И, действительно, разгадал…
Шифр был не то, чтобы сложный, но довольно хитрый. Майор выписал все слова с ошибками. Сперва выписал все их первые буквы. Получился полный бред. Выписал все последние — получилось еще хуже: три мягких знака подряд напрочь исключали возможность дешифровки. Пробовал комбинировать сами ошибки, но было слишком много гласных. Но достаточно было прочесть выписанные первые буквы в обратном порядке, и…
Колесник звал его на дело в Миронов. Называл и его долю — очень, очень много.
Свои записи майор сжег. Пепел раскрошил в руках, спустил в рукомойник.
Но затем еще долго сидел, о чем-то думая, куря папироску за папироской…
* * *
Он не был святым. Он не был бессмертным. Он даже майором-то не был, и звание это себе присвоил почти сам.
Он был вором. Вором высокого класса, полета. Да что там, он не воровал — творил. Чтоб украсть несколько крупных алмазов, он в одну ночь внес изменения в чертежи музея. Подлог не заметили и выстроили по его проекту здание. Через два года он воспользовался своими улучшениями и обнес музей.
Одной зимой снегопад и мороз задержал его на месяц в паршивом городишке. Со скуки он занялся живописью. Особым качеством и красотой его работы не отличались, но, вернувшись в свет, Гусь выдумал какого-то художника: отечественного Гогена, нового Пиросмани. Сфабриковал несколько статей в модерновых и постимпрессионистских журналах. Да что там — он и журналы сфабриковал. В результате иностранные гости страны Советов выложили за его мазню где-то около полумиллиона золотом.

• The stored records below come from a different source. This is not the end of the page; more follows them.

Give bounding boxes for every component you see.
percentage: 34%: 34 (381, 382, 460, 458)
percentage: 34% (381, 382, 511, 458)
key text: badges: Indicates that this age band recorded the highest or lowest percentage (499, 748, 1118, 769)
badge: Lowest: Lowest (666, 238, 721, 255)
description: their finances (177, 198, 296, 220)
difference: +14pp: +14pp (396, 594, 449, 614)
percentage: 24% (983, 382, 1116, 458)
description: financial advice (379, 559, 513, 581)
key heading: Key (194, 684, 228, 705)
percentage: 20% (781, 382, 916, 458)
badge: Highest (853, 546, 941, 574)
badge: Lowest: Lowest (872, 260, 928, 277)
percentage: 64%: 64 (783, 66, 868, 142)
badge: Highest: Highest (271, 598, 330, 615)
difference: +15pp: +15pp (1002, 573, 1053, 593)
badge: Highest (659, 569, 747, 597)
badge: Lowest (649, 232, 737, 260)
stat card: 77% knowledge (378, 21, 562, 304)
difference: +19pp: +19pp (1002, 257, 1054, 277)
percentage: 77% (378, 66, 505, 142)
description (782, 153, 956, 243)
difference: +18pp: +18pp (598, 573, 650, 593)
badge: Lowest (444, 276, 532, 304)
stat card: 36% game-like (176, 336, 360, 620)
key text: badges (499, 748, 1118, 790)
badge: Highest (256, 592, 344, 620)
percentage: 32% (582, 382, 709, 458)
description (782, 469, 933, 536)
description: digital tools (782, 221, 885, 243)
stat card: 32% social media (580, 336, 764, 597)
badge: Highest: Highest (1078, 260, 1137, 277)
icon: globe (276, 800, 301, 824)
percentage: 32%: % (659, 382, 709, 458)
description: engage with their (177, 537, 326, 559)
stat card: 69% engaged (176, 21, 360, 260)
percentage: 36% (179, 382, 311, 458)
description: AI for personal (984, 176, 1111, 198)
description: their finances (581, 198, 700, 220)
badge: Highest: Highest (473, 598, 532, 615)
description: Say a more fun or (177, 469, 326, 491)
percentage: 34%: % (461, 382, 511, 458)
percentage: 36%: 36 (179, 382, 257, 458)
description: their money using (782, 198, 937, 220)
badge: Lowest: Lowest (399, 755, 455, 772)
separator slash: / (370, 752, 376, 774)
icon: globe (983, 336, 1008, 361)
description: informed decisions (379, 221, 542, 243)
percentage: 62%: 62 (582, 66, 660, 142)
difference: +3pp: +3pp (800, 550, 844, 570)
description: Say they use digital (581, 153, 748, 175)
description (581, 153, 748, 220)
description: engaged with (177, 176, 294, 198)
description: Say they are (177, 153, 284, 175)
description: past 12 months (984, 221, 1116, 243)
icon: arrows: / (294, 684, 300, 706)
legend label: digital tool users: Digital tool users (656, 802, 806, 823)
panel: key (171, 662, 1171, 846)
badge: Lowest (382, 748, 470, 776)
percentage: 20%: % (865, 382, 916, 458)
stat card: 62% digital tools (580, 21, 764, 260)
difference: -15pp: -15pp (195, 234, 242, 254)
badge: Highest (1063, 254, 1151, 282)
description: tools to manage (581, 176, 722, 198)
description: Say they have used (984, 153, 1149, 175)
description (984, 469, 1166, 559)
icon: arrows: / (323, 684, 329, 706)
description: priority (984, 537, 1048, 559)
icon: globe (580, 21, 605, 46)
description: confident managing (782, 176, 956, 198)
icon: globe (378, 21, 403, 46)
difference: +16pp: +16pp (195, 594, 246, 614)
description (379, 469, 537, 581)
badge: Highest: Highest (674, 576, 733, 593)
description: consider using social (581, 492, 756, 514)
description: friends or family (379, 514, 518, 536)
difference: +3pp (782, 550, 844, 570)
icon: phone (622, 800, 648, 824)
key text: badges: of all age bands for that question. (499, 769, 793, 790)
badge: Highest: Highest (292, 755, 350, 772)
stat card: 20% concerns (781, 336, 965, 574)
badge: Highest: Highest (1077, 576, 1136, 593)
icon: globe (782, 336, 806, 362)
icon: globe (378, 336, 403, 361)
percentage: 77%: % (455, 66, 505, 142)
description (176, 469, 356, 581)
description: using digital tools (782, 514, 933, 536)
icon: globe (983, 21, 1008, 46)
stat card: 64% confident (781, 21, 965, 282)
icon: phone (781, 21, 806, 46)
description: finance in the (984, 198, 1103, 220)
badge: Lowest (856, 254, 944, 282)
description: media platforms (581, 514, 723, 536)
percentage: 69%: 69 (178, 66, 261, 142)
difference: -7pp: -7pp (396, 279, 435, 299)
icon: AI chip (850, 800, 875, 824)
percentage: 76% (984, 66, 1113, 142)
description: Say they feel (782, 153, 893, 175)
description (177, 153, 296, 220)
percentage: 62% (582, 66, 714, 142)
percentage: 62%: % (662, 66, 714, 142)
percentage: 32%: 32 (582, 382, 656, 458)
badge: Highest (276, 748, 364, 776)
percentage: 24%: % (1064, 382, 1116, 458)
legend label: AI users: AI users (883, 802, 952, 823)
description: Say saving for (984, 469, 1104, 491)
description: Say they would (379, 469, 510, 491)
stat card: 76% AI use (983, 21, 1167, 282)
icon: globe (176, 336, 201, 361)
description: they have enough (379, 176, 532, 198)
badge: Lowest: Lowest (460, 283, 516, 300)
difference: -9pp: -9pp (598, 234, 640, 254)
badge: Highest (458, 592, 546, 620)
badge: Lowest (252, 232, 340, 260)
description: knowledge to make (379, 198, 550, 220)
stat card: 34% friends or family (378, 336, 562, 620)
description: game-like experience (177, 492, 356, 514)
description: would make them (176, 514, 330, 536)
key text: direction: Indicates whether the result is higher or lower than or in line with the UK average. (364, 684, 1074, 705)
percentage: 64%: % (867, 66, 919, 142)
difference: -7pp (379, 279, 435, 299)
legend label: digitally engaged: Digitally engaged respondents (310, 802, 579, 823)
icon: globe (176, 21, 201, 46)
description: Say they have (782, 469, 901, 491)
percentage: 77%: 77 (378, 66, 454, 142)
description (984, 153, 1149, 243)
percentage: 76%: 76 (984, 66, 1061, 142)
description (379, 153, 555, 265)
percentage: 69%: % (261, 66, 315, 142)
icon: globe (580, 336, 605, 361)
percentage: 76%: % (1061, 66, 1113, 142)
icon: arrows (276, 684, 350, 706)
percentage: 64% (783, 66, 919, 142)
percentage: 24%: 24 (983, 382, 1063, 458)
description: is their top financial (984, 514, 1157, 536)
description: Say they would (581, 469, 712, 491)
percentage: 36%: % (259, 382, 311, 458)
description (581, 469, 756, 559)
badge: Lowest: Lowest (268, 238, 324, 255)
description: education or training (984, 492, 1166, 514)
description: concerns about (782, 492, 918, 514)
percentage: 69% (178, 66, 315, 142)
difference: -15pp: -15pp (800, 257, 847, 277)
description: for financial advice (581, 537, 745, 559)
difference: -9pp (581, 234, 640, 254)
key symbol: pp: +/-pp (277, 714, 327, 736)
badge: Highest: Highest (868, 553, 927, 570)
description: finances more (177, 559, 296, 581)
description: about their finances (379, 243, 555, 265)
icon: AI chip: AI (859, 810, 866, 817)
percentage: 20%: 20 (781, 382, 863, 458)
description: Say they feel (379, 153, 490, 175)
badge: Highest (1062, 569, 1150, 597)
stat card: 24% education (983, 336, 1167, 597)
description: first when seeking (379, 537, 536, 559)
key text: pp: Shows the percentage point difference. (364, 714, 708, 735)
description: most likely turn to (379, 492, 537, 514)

По его работам учили оперативников в школах милиции.
Но Гусь со смехом следил за расследованием своего творчества: пусть берут, ему не жалко. На каждое обнаруженное дело у него приходилось по пять никому неизвестных.
Он менял паспорта и лица, как иной меняет перчатки: выезжал за границу будто корреспондент "Известий", возвращался словно прогрессивный шейх в изгнании.
Его не понимали даже в воровском мире. Не понимали, но уважали: знали, что он гениален, что логика у него хоть и странная, но вполне работоспособная.
Когда началась война, он спешно закруглил дела, сказал — иду воевать. Потому что даже вор может любить родину.
— Вор не должен принимать оружие от властей, — сказали на сходке старые, матерые воры.
— Ну так я со своим пойду… — улыбаясь, ответил Гусь.
Сам сделал себе документы, сочинил себе биографию. Дескать, пехотный капитан демобилизован после контузии на войне с белофинами. Жил в Могилеве, ехал к другу в гости в Сибирь, а тут такое… Нельзя ли без проволочек попасть на фронт, потому что врага мы бить привычные. Как в песне поется, "на земле, в небесах и на море…"
Его взяли в армию — добровольцев особо не проверяли, да и если бы и проверяли, что с того? Он в очередной раз числился погибшим.
В частях творился бардак. Его приняли по подложным документам, затем канцелярия непонятным образом сгорела, ему выдали документы новые, настоящие.
Ему дали роту, но командный пункт разбомбили, его, действительно, контузило, а командир батальона просто испарился. Гусева сперва назначили исполнять обязанности командира батальона. Тем более, что к тому времени батальон потерял в составе, и было не больше ста человек.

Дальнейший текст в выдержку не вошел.